VERONIQUE

VERONIQUE

 

Alangui, Charles le Bailly, taillandier à Albi, bâilla. C’était l’aïoli et les anguilles du midi, qui se rappelaient à lui. Il n’avait comme alibi, pour ce débile hoquet qui le prenait, que ce repas entre amis : un malouin flanqué de son malinois, un albanais vivant au Liban où il enseignait le balinais et enfin sa tendre Véro qui partageait, outre ses repas, souvent son lit à baldaquin. Elle était son béguin, la coquine qu’il lutinait souvent. Cela le turlupinait, car à être si mutine peut-être le trompait-elle ? Me trompé-je, m’est-elle fidèle ? Telle était la question. De ses doutes, il ne savait le pourquoi et en restait coi. Cela le prenait surtout après le coït et le mettait en déroute et aux abois, passant ainsi de l’alléluia à l’hallali, dés la fin de leurs ébats, sitôt sorti de ses bras.
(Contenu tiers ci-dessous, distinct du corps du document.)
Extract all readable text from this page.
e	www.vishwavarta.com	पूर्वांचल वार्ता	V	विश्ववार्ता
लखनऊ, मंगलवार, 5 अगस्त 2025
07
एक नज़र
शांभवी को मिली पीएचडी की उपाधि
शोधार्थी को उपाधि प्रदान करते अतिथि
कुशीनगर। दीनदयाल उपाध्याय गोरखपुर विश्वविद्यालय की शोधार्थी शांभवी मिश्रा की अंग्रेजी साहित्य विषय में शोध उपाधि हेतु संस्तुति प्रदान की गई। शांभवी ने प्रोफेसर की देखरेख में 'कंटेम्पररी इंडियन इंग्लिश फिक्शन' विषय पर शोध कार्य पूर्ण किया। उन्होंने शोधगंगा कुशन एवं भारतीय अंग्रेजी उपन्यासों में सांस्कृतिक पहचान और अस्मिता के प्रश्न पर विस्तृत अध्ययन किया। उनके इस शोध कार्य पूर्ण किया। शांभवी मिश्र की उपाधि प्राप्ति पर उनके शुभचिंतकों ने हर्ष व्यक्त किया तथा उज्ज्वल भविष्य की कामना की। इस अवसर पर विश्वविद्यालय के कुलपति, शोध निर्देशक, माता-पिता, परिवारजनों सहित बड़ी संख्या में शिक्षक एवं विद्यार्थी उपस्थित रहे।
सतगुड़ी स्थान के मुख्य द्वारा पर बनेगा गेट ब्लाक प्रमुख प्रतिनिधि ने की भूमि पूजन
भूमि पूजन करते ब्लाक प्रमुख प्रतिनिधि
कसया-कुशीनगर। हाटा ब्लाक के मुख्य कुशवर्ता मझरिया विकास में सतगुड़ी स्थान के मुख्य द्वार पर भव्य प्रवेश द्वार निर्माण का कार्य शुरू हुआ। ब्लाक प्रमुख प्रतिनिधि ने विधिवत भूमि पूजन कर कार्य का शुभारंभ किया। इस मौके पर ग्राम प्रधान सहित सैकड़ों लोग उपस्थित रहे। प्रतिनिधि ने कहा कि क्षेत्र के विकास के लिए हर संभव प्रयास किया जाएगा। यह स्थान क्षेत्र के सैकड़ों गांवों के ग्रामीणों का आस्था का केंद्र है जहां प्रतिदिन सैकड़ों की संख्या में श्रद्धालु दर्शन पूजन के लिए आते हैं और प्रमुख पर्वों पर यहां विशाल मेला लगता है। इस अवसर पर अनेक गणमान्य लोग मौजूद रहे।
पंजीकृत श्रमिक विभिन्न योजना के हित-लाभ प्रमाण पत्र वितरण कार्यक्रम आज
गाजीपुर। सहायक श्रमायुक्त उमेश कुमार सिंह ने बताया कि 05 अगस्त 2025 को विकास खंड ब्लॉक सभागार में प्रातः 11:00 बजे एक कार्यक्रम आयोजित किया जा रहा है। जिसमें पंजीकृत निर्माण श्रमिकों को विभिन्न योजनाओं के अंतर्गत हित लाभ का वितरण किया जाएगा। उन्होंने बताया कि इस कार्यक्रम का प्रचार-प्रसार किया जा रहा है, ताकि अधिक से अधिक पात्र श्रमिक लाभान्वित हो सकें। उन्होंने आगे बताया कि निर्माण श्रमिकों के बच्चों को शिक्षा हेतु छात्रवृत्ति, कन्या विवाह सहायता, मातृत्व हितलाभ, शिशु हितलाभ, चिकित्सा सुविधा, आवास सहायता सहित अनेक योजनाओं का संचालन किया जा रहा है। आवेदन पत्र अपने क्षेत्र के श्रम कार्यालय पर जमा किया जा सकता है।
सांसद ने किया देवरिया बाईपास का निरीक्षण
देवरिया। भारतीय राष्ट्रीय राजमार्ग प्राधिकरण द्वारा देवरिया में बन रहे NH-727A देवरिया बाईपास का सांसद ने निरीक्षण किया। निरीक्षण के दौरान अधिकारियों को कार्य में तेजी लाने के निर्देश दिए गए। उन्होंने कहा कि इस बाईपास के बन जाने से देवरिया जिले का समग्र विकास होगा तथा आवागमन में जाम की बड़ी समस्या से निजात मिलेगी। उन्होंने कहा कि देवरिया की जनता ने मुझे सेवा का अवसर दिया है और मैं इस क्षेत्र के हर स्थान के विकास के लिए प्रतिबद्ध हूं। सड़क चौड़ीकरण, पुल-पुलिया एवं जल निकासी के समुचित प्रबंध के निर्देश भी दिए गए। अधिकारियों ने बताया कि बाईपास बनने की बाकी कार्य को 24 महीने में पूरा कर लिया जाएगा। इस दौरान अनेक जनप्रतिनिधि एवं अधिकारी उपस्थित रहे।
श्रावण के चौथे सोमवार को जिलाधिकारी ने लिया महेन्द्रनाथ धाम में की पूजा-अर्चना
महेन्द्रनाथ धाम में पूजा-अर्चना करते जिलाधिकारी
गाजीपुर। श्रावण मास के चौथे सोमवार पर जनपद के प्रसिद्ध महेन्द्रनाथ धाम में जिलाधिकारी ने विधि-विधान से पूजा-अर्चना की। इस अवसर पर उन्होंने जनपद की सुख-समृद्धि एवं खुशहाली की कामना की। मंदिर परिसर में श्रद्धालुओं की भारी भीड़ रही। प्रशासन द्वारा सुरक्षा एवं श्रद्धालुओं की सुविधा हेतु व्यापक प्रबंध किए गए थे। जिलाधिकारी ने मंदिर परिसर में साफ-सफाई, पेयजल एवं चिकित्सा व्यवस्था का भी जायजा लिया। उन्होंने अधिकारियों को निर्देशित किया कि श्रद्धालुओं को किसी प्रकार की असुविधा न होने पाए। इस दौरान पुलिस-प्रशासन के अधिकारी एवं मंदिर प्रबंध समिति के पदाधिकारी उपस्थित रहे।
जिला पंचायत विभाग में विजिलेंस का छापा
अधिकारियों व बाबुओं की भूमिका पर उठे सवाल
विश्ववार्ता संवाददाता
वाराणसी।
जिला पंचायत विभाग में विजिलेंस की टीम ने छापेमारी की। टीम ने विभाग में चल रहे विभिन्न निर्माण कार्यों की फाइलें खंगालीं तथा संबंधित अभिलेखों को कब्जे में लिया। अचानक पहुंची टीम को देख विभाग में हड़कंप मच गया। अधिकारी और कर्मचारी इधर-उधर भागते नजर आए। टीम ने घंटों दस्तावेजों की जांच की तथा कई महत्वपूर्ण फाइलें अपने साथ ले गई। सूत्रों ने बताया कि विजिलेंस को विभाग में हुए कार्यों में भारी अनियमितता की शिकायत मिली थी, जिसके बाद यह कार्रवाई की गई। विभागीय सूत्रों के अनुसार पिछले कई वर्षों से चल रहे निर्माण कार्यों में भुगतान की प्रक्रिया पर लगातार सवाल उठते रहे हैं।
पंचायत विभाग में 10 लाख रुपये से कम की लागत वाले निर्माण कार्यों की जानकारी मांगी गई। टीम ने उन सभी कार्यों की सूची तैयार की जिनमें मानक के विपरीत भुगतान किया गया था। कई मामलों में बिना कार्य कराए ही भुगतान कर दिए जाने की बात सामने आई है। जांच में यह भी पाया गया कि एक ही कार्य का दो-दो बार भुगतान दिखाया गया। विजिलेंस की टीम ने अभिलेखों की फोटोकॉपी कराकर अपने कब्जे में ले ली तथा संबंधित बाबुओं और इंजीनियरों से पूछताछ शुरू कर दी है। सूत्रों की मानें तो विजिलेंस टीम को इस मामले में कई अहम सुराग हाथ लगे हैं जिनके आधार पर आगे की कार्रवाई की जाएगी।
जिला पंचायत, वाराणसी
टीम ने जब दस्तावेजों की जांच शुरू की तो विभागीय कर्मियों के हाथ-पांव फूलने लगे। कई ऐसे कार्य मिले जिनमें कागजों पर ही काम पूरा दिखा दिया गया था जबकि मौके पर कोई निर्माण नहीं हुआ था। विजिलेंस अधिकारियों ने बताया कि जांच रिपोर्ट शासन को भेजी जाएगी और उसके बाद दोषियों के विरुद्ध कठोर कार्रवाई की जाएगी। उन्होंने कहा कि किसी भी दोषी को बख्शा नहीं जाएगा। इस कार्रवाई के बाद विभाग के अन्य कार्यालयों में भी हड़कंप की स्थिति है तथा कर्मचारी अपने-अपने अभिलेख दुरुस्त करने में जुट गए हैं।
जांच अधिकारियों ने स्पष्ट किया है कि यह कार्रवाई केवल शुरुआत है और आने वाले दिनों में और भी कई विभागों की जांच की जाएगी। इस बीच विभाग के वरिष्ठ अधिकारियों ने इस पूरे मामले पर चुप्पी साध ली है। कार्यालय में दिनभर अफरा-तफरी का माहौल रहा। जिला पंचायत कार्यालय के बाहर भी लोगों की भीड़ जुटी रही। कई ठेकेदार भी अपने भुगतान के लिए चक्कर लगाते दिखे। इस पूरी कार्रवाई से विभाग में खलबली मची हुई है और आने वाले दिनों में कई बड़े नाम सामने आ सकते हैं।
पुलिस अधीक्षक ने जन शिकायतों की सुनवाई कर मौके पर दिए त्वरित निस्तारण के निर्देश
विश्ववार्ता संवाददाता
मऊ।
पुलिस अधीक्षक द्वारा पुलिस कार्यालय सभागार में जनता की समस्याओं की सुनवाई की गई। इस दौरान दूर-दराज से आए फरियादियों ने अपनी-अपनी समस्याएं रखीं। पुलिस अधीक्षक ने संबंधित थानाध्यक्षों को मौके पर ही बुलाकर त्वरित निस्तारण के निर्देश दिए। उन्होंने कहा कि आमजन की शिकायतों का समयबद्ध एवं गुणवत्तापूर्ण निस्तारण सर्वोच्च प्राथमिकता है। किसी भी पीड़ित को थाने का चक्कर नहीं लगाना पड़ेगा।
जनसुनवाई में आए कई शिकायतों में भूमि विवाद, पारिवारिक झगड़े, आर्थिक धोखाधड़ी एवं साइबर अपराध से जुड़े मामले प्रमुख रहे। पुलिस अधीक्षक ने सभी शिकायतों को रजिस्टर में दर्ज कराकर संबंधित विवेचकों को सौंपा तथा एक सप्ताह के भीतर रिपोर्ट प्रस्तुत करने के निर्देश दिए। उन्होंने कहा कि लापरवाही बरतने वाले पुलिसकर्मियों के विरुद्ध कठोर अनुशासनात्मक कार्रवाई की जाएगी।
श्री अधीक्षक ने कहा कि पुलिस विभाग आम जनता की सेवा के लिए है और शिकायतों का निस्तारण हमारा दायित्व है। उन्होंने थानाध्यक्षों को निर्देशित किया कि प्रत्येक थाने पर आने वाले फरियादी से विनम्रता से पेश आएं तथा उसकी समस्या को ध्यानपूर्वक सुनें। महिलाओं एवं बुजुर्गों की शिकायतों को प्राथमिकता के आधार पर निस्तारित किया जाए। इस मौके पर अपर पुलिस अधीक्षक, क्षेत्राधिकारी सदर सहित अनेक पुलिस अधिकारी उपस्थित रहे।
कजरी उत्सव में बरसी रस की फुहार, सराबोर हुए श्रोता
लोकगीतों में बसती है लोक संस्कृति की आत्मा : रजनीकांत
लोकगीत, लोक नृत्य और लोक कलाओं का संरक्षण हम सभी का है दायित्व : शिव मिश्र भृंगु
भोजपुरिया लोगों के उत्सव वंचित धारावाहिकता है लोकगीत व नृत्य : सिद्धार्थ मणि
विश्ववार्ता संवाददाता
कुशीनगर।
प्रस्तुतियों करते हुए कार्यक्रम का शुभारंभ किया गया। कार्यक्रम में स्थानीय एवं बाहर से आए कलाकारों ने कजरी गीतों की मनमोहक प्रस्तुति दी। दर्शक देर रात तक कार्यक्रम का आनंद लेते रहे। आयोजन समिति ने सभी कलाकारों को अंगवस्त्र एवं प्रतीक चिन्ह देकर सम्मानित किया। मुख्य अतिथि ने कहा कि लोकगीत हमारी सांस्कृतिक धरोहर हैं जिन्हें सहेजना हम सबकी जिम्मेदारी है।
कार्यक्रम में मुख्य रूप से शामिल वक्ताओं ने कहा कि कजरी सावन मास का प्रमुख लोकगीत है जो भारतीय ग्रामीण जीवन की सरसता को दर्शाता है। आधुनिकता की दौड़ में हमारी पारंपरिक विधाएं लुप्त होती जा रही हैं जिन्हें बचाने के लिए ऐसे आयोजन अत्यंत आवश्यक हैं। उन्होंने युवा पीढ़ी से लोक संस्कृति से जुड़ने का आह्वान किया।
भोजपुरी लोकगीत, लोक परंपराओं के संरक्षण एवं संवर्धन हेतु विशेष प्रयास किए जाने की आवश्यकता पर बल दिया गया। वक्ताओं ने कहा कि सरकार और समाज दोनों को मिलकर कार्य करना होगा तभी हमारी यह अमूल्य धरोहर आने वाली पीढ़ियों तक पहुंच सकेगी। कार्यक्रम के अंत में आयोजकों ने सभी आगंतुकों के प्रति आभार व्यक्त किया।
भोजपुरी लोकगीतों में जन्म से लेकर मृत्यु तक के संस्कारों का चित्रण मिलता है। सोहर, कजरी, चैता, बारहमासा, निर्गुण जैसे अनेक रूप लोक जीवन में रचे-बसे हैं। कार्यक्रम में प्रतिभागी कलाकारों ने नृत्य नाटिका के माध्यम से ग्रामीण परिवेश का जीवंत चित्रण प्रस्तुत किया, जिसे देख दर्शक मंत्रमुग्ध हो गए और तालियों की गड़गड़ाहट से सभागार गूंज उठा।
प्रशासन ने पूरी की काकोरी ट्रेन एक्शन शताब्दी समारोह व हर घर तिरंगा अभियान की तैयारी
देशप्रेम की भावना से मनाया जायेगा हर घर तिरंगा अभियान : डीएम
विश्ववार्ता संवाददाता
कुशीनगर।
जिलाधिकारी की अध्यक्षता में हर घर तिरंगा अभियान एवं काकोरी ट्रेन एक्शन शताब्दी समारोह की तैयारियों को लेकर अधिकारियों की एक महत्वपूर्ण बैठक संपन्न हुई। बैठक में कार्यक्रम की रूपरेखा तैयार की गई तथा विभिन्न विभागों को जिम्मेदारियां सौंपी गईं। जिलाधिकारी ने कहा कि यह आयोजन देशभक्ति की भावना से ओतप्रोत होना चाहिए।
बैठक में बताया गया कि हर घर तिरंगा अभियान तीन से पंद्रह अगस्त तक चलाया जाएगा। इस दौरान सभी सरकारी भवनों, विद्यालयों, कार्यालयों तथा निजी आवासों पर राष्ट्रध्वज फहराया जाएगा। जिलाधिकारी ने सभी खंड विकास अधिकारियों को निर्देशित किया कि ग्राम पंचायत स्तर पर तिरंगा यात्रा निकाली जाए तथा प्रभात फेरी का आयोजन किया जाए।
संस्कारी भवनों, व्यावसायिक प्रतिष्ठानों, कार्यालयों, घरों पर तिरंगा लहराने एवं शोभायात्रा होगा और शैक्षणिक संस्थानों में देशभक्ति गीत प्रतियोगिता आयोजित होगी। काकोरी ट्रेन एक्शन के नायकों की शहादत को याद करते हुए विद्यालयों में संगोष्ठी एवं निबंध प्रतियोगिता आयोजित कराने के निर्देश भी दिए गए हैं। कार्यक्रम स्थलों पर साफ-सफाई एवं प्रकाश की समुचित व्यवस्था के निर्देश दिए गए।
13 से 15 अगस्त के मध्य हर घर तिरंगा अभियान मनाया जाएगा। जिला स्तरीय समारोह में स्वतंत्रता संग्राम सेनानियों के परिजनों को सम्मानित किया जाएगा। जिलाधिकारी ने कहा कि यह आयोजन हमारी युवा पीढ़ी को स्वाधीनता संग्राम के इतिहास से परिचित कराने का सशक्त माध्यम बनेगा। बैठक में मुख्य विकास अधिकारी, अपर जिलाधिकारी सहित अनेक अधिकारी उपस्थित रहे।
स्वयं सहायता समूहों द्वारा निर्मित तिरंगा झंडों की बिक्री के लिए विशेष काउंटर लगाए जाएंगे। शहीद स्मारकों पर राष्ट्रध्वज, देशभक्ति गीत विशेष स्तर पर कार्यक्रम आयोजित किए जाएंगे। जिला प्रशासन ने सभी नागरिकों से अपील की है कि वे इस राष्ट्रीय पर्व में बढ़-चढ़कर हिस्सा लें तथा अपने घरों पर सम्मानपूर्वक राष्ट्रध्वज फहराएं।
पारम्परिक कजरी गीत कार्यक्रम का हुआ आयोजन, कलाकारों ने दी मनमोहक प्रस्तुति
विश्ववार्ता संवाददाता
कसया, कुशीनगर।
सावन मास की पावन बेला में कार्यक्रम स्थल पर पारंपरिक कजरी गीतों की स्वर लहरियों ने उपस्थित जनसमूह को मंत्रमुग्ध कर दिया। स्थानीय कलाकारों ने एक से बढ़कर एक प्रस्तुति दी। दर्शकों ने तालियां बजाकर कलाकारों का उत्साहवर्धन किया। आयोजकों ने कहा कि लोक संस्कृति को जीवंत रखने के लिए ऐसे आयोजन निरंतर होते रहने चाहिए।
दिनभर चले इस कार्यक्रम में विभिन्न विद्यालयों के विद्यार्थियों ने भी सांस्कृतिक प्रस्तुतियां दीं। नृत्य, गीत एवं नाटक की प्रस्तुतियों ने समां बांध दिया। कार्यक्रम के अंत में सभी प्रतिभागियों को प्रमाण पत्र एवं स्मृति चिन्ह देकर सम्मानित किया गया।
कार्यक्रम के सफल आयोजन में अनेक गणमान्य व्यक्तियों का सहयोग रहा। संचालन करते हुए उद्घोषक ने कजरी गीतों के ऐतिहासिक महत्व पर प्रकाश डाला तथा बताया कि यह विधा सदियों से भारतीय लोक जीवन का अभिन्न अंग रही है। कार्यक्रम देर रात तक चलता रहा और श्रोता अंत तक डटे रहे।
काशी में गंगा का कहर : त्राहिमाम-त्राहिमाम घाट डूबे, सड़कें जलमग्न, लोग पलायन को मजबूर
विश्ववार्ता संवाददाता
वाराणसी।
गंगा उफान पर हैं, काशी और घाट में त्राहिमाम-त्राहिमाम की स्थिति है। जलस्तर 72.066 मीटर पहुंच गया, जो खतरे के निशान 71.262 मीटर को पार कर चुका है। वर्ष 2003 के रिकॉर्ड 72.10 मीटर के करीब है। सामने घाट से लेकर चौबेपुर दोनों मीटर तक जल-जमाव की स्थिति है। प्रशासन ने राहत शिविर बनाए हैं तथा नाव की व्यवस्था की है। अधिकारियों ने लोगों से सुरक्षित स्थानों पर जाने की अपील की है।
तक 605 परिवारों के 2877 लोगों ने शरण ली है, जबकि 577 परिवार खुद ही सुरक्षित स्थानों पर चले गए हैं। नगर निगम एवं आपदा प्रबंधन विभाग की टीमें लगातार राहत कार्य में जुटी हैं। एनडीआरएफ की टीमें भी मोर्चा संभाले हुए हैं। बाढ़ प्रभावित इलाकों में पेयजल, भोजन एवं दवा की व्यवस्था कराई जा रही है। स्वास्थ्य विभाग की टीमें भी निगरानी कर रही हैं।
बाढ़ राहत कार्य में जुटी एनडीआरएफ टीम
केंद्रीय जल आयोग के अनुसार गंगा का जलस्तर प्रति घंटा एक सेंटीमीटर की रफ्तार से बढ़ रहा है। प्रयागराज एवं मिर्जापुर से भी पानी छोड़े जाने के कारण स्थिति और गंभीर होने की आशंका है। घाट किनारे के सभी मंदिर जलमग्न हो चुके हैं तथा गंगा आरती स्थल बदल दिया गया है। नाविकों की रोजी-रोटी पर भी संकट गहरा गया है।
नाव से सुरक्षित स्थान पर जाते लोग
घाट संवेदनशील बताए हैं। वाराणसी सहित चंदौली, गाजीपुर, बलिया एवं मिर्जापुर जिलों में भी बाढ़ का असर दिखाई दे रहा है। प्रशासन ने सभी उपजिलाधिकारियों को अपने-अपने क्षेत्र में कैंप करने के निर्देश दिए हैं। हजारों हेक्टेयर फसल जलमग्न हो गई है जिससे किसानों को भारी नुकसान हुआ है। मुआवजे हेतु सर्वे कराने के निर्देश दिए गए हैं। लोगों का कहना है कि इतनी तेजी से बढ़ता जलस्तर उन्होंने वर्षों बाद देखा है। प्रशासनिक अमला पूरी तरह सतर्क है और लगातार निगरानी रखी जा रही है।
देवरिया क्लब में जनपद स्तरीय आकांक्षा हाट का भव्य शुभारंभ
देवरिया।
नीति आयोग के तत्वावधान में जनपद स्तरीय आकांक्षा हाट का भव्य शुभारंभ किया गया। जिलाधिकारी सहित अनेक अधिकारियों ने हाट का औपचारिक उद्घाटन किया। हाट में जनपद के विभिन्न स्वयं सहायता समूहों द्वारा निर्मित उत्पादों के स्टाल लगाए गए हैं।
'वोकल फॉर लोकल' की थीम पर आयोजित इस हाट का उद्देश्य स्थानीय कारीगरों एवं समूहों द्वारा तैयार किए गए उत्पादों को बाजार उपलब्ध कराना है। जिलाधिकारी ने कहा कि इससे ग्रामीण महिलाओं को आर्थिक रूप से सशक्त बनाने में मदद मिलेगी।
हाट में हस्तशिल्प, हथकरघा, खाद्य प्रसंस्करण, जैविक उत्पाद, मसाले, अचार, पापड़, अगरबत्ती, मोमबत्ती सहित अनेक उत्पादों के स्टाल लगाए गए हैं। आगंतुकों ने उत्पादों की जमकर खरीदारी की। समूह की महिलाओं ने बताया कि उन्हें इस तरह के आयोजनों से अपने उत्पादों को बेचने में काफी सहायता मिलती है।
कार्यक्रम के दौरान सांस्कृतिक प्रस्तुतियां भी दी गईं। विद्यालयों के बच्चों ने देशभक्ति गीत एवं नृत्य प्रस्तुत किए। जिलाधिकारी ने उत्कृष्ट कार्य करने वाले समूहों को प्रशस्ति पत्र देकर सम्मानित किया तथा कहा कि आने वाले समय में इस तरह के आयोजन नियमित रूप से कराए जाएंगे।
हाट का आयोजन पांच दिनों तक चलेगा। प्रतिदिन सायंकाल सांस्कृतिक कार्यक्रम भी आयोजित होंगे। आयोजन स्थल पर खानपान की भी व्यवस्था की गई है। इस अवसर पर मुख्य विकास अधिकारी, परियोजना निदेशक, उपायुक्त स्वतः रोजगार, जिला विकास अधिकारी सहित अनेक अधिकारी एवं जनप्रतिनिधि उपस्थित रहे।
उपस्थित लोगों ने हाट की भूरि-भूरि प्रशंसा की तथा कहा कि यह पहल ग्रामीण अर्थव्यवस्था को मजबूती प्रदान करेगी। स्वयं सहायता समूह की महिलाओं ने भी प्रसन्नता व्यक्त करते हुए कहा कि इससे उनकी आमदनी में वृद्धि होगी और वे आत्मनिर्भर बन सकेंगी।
Ses débats intérieurs devinrent une habitude qui le plongeait dans l’hébétude et sans transition s’en ressentait transi, floué, affublé d’un destin grêle qui lui nouait les tripes quand ça le prenait. Cette voix de mauvais aloi trompétait sans cesse : me trompe-t-elle ? Cela le mettait à hue et à dia, il en titubait, en balbutiait, en était fort dépité et désappointé. Ce doute avait point à la saison des foins, il en avait d’abord fait fi, essayé quelques élixirs, mais hallucinait et voyait des bêtes aux veines bleues, il se dit alors que l’alcool était vain.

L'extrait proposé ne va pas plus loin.